I have trouble with this problem in Topology book by Munkres:
Let Y be a normal space. Then $Y$ is an absolute retract if and only if $Y$ has the universal extension property.
I found one solution available in here : https://www.slader.com/textbook/9780131816299-topology-2nd-edition/224/exercises/8/. I have sereval questions as follows:
- $Z_{f}$ is the quotient obtained from $X \cup Y$ by identifying each point $a$ of $A$ with the point $f(a)$ and with all the points of $f^{-1}(\{f(a)\})$. So what is the topology on space $X \cup Y$ ? I do not quite understand the concept "adjunction space $Z_{f}$" here.
- Why $g_{X}$ and $g_{Y}$ can be glued into a continuous function $g: Z_{f} \to [0,1]$ that separates $K$ and $L$ ?
Thanks in advance !
Best Answer
It's quite clear that a space $Y$ with the UEP is an AR: if $i: Y \to Z$ is a closed embedding of $Y$ into $Z$ (a normal space), then apply the UEP to $Z$ and its closed subspace $i[Y]$ and extend the map $i^{-1}: i[Y] \to Y$ to $Z$ etc.
The converse can use the $Z_f$ construction (the adjunction space) as your linked answer does. So we have that $Y$ is an AR, $f:A \to Y$ continuous is given, where $A \subseteq X$ is closed and $X$ is normal.
First define the sum $X \oplus Y$, the disjoint sum of $X$ and $Y$: as a set this is just a disjoint union of the sets $X$ and $Y$ with topology $O \subseteq X \oplus Y$ open iff $O \cap X$ is open in $X$ and $O \cap Y$ is open in $Y$. Given the $f$ we introduce an equivalence relation on $X \oplus Y$ that has classes $\{x\}$ for all $x \in X-A$ and $\{y\} \cup f^{-1}[\{y\}]$ for $y \in Y$ (so singletons only for $y \notin f[A]$, otherwise we identify all points in $A$ that map to $y$ with that point $y$ too). The set of equivalence classes is called $Z_f$ and the map that sends $z \in X \oplus Y$ to its class in $Z_f$ is called $q$ and the topology is the so-called quotient topology that Munkres also treats in his text: $O \subseteq Z_f$ is open iff $q^{-1}[O]$ is open in $X\oplus Y$ and we already know what that means. It's the strongest topology that makes the maps $\phi_X$ and $\phi_Y$ (as defined on the Wikipedia link) continuous.

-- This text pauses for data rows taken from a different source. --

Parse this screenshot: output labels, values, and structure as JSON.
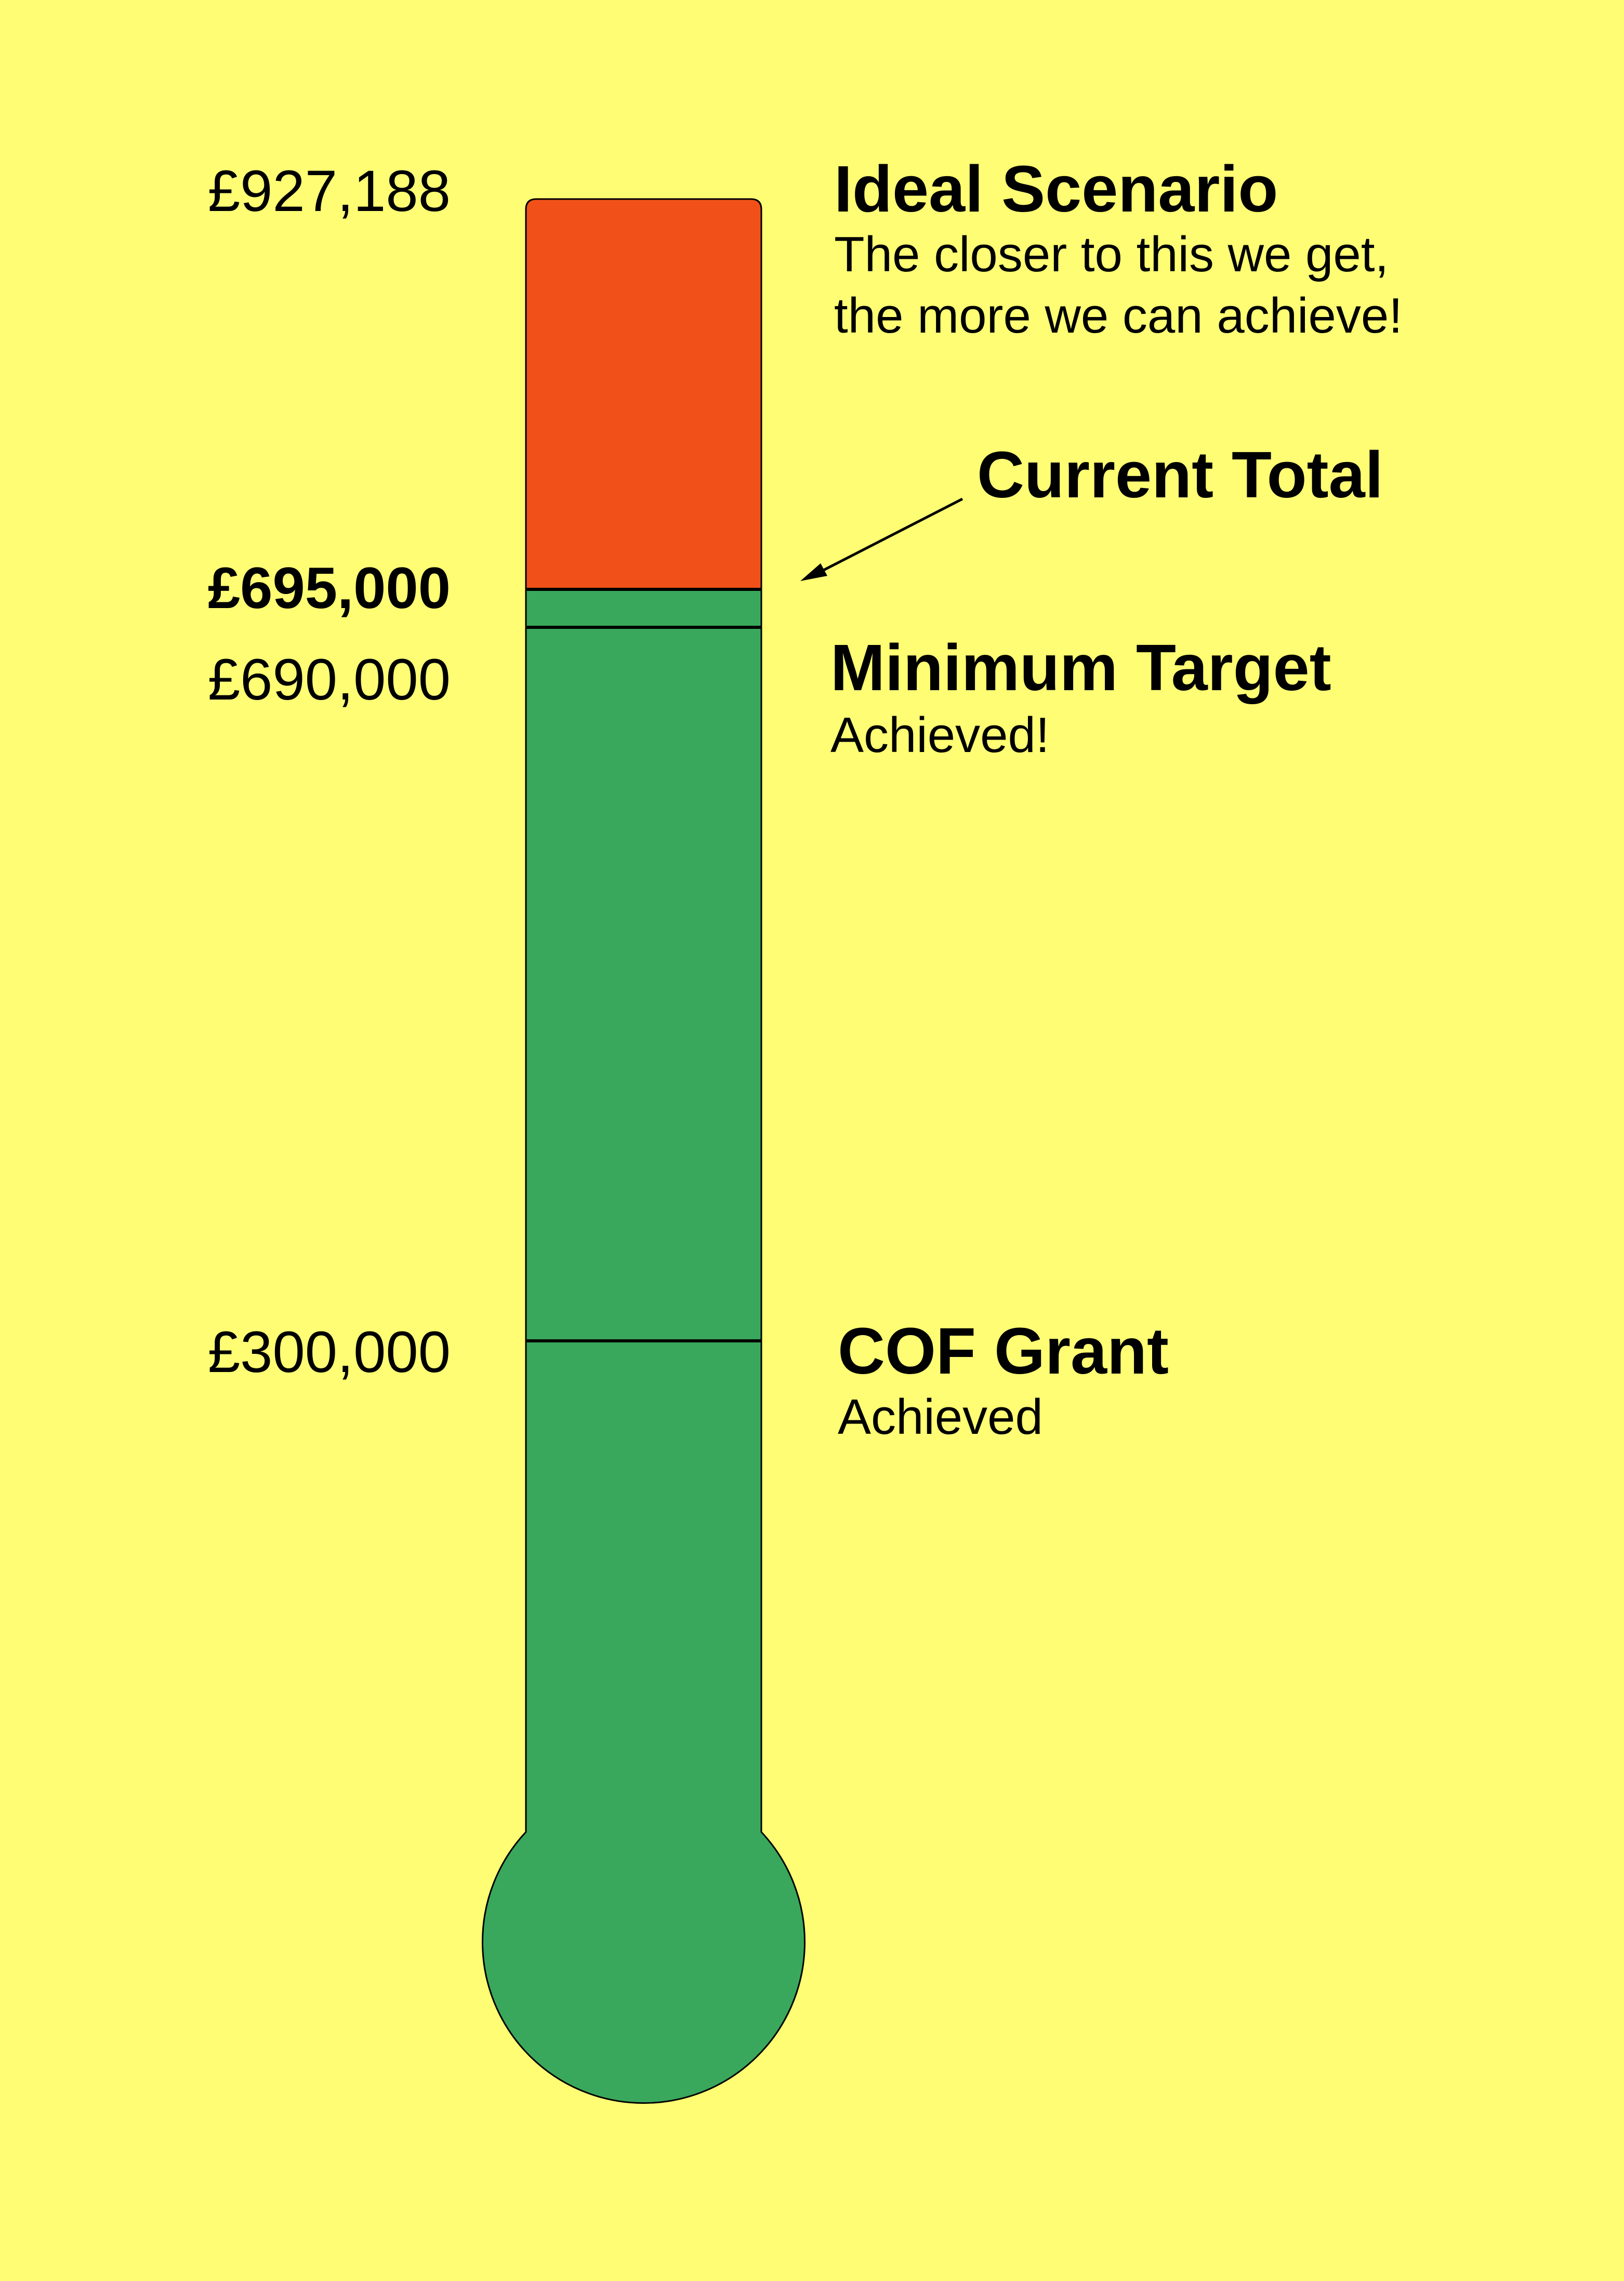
{
  "colors": {
    "background": "#fefd74",
    "reached": "#39a85c",
    "remaining": "#f15118",
    "outline": "#000000"
  },
  "chart_data": {
    "type": "thermometer",
    "max": 927188,
    "current": 695000,
    "markers": [
      {
        "value": 927188,
        "label": "£927,188",
        "heading": "Ideal Scenario",
        "lines": [
          "The closer to this we get,",
          "the more we can achieve!"
        ],
        "bold_value": false
      },
      {
        "value": 695000,
        "label": "£695,000",
        "heading": "Current Total",
        "lines": [],
        "bold_value": true
      },
      {
        "value": 690000,
        "label": "£690,000",
        "heading": "Minimum Target",
        "lines": [
          "Achieved!"
        ],
        "bold_value": false
      },
      {
        "value": 300000,
        "label": "£300,000",
        "heading": "COF Grant",
        "lines": [
          "Achieved"
        ],
        "bold_value": false
      }
    ]
  }
}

Now we can take advantage of $Y$ being an AR: we can map $y \in Y$ to its copy in $X \oplus Y$ and then to its class in $Z_f$. This is a continuous map $\phi_Y$ and is an embedding with a closed image (as $q^{-1}[\phi_Y[Y]]$ is just in essence $A \oplus Y$, so closed in $X \oplus Y$ etc.), so there is a retraction $r: Z_f \to \phi_Y[Y]$ but then $\phi_Y^{-1} \circ r \circ \phi_X$ is an extension of $f$ from $A$ to $Y$. This is essentially the argument in your link (the management summary). It only needs to check the annoying detail that indeed $Z_f$ is also normal (which needs a separate verification as there is no nice general theorem that quotients of normal spaces are normal e.g.) so we are indeed allowed to conclude the existence of $r$ etc.